After a massive expansion of the Philippines' diplomatic presence abroad during the Arroyo presidency, in 2010 Senator Franklin Drilon questioned the need for embassies in countries with small Filipino communities, including a number of countries in Europe, and called for a review of the Philippines' diplomatic presence worldwide. This would lead to the closure of ten posts under Arroyo's successor, Benigno Aquino III, and ultimately to the closure of the consulate general on July 31, 2012. The closure was not without controversy: in January 2012, over 4,000 Filipinos from the local community – at the time around one-fifth of all Filipinos within the mission's service area – organized on Facebook to protest the DFA's decision. Led by journalist Daniel Infante Tuano, who writes for a local OFW publication, opponents of the closure called on the DFA to organize more consultations, especially as it would be too inconvenient for the Filipinos living in the Consulate's service area to go to the Philippine Embassy in Madrid, 600km (400miles) away. A petition was also organized alongside similar movements in other affected countries, with some 1,000 signatures being gathered in Barcelona on its first day.
While the consulate general remained closed, relations were conducted through an honorary consulate, initially headed by businessman Jordi Puig. Puig would continue to serve as honorary consul until he was dismissed after participating in a pro-Catalan independence general strike on October 3, 2017, with the DFA ending his term six months early on January 31, 2018. Puig was subsequently replaced by lawyer Chona T. Abiertas, an ethnic Filipino, who assumed the position on May 26, 2018.
By 2017, the Philippine government had begun considering reopening the consulate general, spurred by the House of Representatives passing a resolution calling on the DFA to reopen it. Two years later, Foreign Affairs Secretary Teodoro Locsin Jr. announced that the consulate general would reopen as part of an expansion of the country's diplomatic presence under Aquino's successor, Rodrigo Duterte, and the consulate general finally reopened on March 2, 2020. Initially located along the Gran Via de les Corts Catalanes, it moved to its permanent location along the Rambla de Catalunya on September 1, 2020.

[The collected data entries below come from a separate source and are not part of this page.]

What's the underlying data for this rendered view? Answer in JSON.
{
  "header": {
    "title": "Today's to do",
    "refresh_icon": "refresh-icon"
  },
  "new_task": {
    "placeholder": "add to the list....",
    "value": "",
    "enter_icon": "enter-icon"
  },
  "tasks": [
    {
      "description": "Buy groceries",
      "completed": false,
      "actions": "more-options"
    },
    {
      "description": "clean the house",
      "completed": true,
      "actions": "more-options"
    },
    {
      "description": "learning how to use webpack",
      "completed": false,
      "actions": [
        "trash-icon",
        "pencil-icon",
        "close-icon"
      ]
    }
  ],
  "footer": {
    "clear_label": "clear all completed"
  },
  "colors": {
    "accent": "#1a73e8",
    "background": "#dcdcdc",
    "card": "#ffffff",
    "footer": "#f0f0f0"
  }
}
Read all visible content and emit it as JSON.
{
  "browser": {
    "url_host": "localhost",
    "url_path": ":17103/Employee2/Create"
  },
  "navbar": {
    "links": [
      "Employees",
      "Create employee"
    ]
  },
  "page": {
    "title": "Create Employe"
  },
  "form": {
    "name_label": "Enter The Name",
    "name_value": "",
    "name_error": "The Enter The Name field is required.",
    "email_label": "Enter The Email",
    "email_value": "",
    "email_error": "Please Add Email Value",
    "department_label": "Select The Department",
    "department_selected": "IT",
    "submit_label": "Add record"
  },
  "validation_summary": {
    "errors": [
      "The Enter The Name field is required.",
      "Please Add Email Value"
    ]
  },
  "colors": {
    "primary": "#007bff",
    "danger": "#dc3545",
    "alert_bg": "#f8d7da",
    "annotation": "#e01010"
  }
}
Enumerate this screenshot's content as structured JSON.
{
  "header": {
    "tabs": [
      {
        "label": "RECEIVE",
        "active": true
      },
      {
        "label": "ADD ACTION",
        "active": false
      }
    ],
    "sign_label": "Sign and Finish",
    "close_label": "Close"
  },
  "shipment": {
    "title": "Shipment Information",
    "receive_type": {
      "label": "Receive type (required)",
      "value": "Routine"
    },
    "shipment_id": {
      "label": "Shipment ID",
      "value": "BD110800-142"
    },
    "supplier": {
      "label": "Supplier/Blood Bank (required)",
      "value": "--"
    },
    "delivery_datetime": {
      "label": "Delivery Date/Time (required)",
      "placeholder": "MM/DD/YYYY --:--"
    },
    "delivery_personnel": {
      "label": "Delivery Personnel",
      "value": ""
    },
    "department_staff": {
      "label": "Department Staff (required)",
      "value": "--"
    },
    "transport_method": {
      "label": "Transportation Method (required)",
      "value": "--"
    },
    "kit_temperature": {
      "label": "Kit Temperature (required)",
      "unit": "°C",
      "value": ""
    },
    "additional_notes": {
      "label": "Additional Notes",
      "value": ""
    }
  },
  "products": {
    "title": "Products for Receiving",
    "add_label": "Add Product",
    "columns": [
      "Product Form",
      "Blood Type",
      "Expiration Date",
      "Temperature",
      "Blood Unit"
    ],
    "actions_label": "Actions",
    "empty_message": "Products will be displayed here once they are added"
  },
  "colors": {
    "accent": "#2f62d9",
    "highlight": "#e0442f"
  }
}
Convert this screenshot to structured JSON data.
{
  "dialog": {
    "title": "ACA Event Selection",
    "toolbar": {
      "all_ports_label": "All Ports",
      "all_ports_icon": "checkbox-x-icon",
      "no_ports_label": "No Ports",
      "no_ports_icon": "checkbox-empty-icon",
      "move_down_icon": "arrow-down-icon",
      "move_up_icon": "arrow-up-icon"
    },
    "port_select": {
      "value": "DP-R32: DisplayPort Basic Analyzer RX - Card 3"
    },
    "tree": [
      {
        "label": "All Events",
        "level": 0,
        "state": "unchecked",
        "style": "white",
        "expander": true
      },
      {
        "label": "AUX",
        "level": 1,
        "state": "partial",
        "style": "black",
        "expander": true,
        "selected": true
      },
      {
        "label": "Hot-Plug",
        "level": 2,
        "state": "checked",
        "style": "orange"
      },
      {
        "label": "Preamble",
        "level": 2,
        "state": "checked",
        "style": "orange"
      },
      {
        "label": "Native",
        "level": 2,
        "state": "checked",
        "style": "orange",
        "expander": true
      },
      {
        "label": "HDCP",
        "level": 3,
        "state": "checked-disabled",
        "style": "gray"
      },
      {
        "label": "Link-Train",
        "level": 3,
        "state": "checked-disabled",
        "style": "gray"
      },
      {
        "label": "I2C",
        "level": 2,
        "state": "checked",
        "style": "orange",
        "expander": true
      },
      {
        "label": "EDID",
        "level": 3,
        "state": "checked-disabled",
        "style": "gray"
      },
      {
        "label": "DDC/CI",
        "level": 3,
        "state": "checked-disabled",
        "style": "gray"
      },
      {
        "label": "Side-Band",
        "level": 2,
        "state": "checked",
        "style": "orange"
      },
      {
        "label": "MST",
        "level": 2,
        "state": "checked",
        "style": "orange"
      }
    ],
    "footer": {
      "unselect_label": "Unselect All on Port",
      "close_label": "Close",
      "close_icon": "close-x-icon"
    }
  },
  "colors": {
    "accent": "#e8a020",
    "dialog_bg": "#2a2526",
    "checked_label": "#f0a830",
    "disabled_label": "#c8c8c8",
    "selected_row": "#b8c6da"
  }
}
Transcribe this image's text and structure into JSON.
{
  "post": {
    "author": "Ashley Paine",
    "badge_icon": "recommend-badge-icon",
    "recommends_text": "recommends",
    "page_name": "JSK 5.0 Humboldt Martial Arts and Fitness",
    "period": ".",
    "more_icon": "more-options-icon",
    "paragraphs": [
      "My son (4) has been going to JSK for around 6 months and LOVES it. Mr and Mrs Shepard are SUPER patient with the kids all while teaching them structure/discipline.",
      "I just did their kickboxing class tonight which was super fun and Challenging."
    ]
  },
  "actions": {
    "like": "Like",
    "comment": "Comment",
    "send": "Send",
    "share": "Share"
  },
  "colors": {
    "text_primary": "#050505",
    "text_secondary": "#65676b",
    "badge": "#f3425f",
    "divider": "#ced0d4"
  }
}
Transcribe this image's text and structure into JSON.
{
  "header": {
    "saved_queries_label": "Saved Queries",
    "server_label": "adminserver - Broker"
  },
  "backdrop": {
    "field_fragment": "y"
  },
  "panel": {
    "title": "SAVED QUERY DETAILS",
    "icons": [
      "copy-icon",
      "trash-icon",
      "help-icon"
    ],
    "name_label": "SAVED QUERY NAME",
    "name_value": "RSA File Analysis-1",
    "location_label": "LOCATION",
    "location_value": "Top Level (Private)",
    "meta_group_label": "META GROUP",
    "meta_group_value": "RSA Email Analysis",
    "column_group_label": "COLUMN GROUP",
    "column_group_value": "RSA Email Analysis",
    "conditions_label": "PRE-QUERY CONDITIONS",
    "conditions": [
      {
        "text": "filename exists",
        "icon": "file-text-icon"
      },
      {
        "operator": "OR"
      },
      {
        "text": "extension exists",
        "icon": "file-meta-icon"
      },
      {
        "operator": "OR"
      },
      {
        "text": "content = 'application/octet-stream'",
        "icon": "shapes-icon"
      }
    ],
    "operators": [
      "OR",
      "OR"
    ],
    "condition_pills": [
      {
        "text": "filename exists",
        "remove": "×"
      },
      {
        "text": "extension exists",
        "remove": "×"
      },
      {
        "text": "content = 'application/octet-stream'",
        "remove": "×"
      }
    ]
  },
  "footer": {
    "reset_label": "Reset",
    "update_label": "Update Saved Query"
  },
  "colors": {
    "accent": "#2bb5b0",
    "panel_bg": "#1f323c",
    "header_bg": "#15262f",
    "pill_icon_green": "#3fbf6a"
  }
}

The Philippine Consulate General in Barcelona is headed by Consul General Maria Theresa S.M. Lazaro, who assumed the position on March 27, 2021. Prior to this current post, Lazaro, a career diplomat who has been with the Philippine foreign service since 2000, served as the Executive Director of the DFA's Office of Consular Affairs, and was also previously deployed to the embassies in London and Bern.
Currently, the consulate general's jurisdiction covers Catalonia, Aragon, the Balearic Islands, and the Valencian Community, in addition to the independent country of Andorra. Some 25,000 Filipinos live within its service area, with the Philippines also being the only Southeast Asian country to maintain a career consulate general in Barcelona.